“O, you must not talk so, Dan! I do so wish you could see religion as it really is.”
“Fiddlesticks!” said Dan. “If I must be a spoon, I prefer to be made so by a live woman, not a morbid longing to twang a golden harp.”
“Your father does not talk like that,” replied Susie, who was always timid before Dan’s outbursts of humor, but the belief that she was in the right made her bold. “I know he will not go to church, but he is so good! and he never says anything against others going, if they find spiritual food in what he says are dry husks to him.”
“He’s a fine old chap, no mistake about that, and he forgets more every day than most people ever know; but he’s soft in spots. If I had only known him when he was a young man, I should have helped him to cut his eye-teeth.”
“Ah!” said Susie, “what you call his ‘soft spots’ are his noblest qualities. What can be more benevolent and sweet than his treatment of poor old Mrs.
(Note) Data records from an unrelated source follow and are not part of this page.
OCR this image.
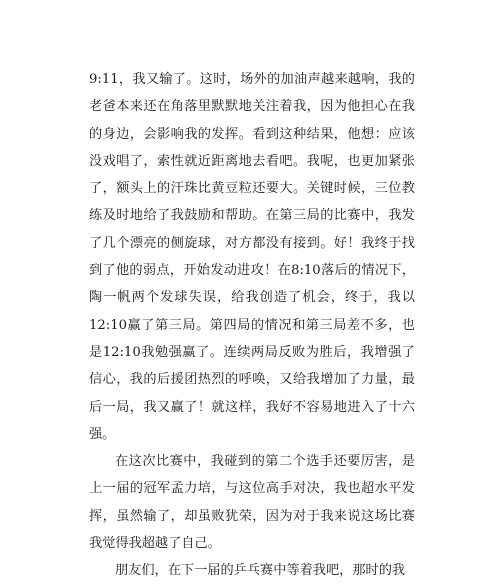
9:11，我又输了。这时，场外的加油声越来越响，我的
老爸本来还在角落里默默地关注着我，因为他担心在我
的身边，会影响我的发挥。看到这种结果，他想：应该
没戏唱了，索性就近距离地去看吧。我呢，也更加紧张
了，额头上的汗珠比黄豆粒还要大。关键时候，三位教
练及时地给了我鼓励和帮助。在第三局的比赛中，我发
了几个漂亮的侧旋球，对方都没有接到。好！我终于找
到了他的弱点，开始发动进攻！在8:10落后的情况下，
陶一帆两个发球失误，给我创造了机会，终于，我以
12:10赢了第三局。第四局的情况和第三局差不多，也
是12:10我勉强赢了。连续两局反败为胜后，我增强了
信心，我的后援团热烈的呼唤，又给我增加了力量，最
后一局，我又赢了！就这样，我好不容易地进入了十六
强。
在这次比赛中，我碰到的第二个选手还要厉害，是
上一届的冠军孟力培，与这位高手对决，我也超水平发
挥，虽然输了，却虽败犹荣，因为对于我来说这场比赛
我觉得我超越了自己。
朋友们，在下一届的乒乓赛中等着我吧，那时的我
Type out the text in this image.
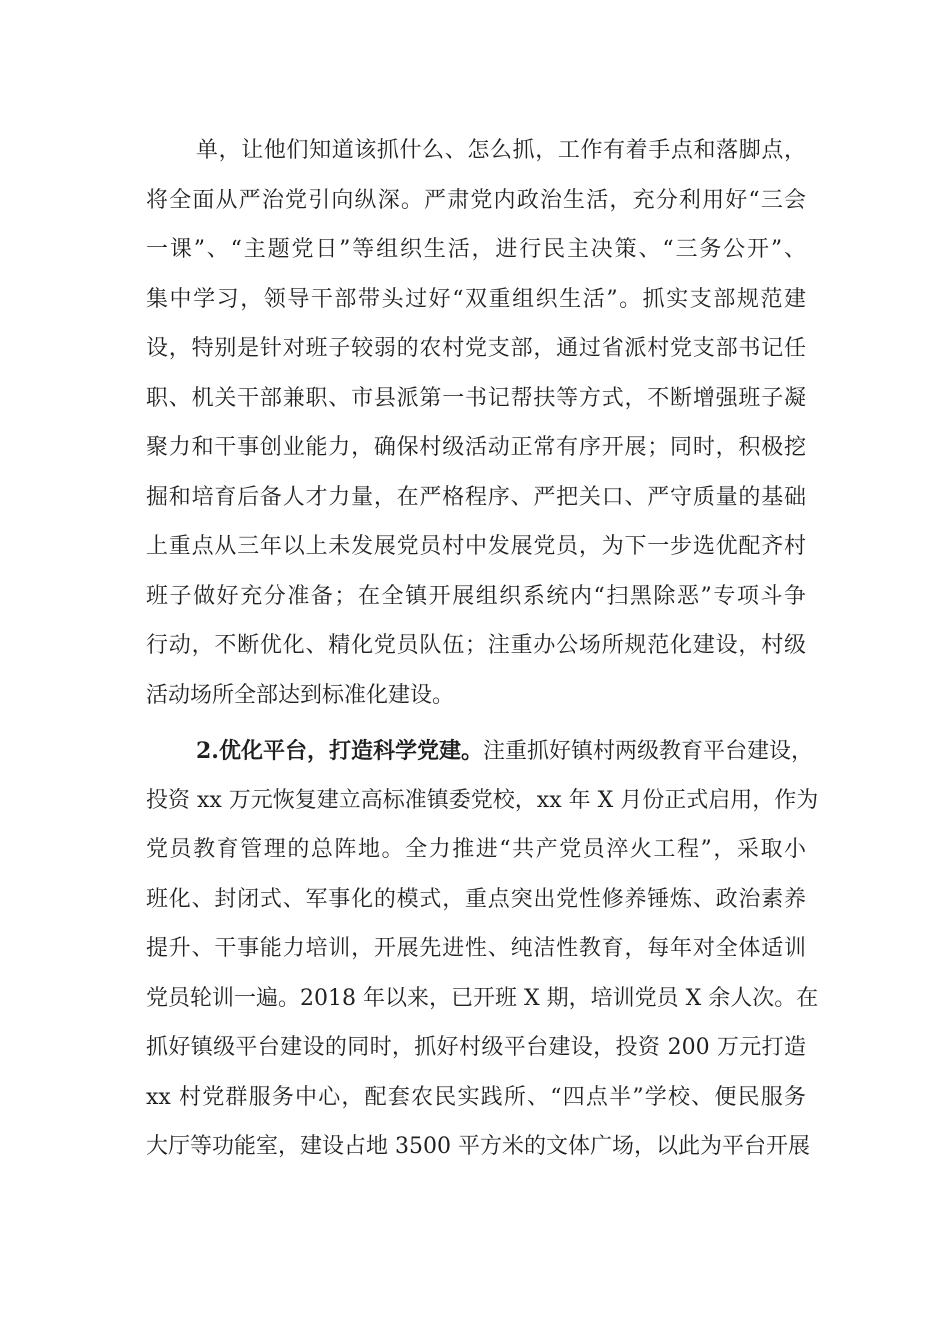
单，让他们知道该抓什么、怎么抓，工作有着手点和落脚点，
将全面从严治党引向纵深。严肃党内政治生活，充分利用好“三会
一课”、“主题党日”等组织生活，进行民主决策、“三务公开”、
集中学习，领导干部带头过好“双重组织生活”。抓实支部规范建
设，特别是针对班子较弱的农村党支部，通过省派村党支部书记任
职、机关干部兼职、市县派第一书记帮扶等方式，不断增强班子凝
聚力和干事创业能力，确保村级活动正常有序开展；同时，积极挖
掘和培育后备人才力量，在严格程序、严把关口、严守质量的基础
上重点从三年以上未发展党员村中发展党员，为下一步选优配齐村
班子做好充分准备；在全镇开展组织系统内“扫黑除恶”专项斗争
行动，不断优化、精化党员队伍；注重办公场所规范化建设，村级
活动场所全部达到标准化建设。
2.优化平台，打造科学党建。注重抓好镇村两级教育平台建设，
投资 xx 万元恢复建立高标准镇委党校，xx 年 X 月份正式启用，作为
党员教育管理的总阵地。全力推进“共产党员淬火工程”，采取小
班化、封闭式、军事化的模式，重点突出党性修养锤炼、政治素养
提升、干事能力培训，开展先进性、纯洁性教育，每年对全体适训
党员轮训一遍。2018 年以来，已开班 X 期，培训党员 X 余人次。在
抓好镇级平台建设的同时，抓好村级平台建设，投资 200 万元打造
xx 村党群服务中心，配套农民实践所、“四点半”学校、便民服务
大厅等功能室，建设占地 3500 平方米的文体广场，以此为平台开展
Buzzell?”
“Is that a conundrum?” Dan asked, in his rollicking way.
“He is so good!” said Susie, taking no notice of Dan’s levity; “and I often think if he would join the church it would influence you——”
“No, it wouldn’t,” interrupted Dan. “I’m only sensitive to your influence. You could do anything with me if you loved me as you once did.” They had just entered the gate and stopped a moment under the lilacs by the path. Susie looked up into Dan’s face and said, with a voice that trembled, “It is cruel for you to doubt me. I have not changed, unless”—“to love you more,” she would have said, but her words were checked by the depth of her emotion.
“You do not show it, then.”
“O Dan! I pray for you always. I think of you every moment. How can I prove it better?” she asked, with despairing tenderness.